The verdict was delivered on a petition filed by a Congress candidate in Delhi whose election as a councillor was set aside and his rival from the Bharatiya Janata Party was declared elected by the lower court.
Justice S Muralidhar, who pronounced the verdict, held that the consequence of quashing the election of a councillor for not providing all the requisite documents with the nomination paper, would not automatically invite the runner-up for the post and the seat has to be declared vacant.
"A perusal of the provisions (in Delhi Municipal Corporation Act and Representation of People Act) would show that the consequence of the declaration of an election as void does not automatically result in the declaration of the challenger as elected," the court said.
"In a multi-cornered contest like the present one, this obviously is not a simple exercise. There has to be evidence to show that if the elected candidate is out of the fray as on the date of the poll, then the challenger would have obtained majority of the votes," the court said.
The court asked the state Election Commission to immediately declare Ward No 78 of Majnu-Ka-Tila in north Delhi as vacant and directed the councillor, Satish Kumar of the BJP, to forthwith cease to function.
The court passed the order on an appeal filed by Congress candidate Vikas whose election was quashed by the Additional District Judge in 2008 and in his place Satish Kumar was declared as winner.
Challenging the lower court order, advocate Tariq Siddqui, appearing for Vikas, contended the order was bad in law and should be set aside.
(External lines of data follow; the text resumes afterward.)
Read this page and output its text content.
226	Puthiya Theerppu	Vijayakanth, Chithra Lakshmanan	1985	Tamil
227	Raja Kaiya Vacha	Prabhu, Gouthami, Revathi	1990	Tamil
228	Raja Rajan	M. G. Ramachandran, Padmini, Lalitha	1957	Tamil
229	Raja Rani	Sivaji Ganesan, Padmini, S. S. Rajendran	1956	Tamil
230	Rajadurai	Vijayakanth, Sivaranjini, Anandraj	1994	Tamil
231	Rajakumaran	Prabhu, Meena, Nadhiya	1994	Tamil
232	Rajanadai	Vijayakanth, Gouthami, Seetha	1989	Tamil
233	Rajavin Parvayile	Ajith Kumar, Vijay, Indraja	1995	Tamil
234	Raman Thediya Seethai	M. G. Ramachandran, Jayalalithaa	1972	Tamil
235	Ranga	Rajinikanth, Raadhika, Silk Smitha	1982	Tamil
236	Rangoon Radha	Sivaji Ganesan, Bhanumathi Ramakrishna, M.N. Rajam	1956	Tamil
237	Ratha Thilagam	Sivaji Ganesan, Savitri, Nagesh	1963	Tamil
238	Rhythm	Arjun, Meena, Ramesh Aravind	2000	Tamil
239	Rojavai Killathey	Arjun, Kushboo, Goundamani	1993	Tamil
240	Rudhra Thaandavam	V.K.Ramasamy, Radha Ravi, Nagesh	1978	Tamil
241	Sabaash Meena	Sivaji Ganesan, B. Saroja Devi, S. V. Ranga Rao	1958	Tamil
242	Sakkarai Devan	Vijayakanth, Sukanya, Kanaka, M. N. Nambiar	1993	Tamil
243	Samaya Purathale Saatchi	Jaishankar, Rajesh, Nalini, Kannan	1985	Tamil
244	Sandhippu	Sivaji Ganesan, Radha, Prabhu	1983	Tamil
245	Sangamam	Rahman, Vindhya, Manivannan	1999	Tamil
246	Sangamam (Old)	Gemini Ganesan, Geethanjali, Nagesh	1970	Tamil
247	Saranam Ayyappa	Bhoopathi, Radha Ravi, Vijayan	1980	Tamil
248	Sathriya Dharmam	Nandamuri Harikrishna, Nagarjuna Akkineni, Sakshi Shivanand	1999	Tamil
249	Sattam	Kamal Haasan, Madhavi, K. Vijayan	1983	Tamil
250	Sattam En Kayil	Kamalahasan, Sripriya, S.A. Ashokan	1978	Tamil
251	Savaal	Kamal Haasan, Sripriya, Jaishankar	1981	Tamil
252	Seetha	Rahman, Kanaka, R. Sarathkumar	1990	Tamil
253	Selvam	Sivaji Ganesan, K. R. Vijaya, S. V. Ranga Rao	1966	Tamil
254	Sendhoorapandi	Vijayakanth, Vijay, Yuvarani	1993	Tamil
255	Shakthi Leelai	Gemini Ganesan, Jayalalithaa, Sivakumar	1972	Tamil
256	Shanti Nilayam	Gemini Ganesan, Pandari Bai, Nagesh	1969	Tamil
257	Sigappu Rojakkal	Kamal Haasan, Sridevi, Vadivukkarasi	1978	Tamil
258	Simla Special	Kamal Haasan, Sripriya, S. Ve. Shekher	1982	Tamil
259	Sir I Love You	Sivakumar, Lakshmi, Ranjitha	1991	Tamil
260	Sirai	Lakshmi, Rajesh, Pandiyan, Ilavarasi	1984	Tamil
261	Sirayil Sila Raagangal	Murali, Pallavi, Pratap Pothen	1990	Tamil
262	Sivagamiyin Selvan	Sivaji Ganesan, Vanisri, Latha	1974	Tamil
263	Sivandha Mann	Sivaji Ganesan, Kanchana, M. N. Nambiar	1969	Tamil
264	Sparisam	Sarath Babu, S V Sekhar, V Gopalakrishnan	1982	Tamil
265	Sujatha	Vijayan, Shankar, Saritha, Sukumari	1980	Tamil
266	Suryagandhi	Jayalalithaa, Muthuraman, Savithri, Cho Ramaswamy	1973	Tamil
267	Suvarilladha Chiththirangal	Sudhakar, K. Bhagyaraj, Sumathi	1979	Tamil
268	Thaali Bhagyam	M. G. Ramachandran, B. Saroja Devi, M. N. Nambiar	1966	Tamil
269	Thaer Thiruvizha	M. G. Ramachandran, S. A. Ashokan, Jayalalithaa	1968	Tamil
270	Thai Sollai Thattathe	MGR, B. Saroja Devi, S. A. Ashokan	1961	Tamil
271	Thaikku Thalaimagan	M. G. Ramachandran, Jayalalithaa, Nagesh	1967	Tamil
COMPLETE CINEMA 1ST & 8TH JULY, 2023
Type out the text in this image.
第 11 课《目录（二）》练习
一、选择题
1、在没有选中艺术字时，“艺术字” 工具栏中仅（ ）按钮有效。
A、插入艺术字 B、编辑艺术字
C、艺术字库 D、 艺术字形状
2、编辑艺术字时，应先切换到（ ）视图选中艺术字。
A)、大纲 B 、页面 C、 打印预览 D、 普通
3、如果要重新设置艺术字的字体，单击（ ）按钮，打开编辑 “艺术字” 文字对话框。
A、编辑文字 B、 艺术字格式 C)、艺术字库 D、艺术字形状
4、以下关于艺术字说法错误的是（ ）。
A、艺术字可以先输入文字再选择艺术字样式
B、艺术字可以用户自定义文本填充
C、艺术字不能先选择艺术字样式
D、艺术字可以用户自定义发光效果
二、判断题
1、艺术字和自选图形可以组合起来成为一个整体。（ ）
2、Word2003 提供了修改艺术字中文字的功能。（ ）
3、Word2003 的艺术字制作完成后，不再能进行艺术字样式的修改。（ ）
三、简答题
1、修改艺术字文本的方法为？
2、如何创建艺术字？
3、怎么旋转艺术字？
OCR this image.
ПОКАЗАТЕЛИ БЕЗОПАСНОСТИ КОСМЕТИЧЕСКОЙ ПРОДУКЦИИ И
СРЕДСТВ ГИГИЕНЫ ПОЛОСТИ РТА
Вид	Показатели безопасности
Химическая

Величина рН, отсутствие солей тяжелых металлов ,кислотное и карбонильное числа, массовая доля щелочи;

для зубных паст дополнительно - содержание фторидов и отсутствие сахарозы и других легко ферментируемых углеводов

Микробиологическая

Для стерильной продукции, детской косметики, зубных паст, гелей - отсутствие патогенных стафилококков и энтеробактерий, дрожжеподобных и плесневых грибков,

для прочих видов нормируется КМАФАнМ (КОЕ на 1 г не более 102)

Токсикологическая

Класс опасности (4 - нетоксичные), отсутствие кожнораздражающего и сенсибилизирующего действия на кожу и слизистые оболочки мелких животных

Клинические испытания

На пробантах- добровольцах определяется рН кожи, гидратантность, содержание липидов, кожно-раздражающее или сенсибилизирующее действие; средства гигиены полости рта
The high court upheld the declaration of his election as null and void but set aside the order of the ADJ declaring the opponent as the winner from the ward."In a situation like the present one, there is no evidence at all to come to the conclusion that if Vikas had been kept out of the fray through rejection of his nomination paper, a majority of the electors would have voted for Satish. In the absence of any such evidence, it was not possible for the learned ADJ to have concluded that Satish should be declared as the elected candidate," the court said.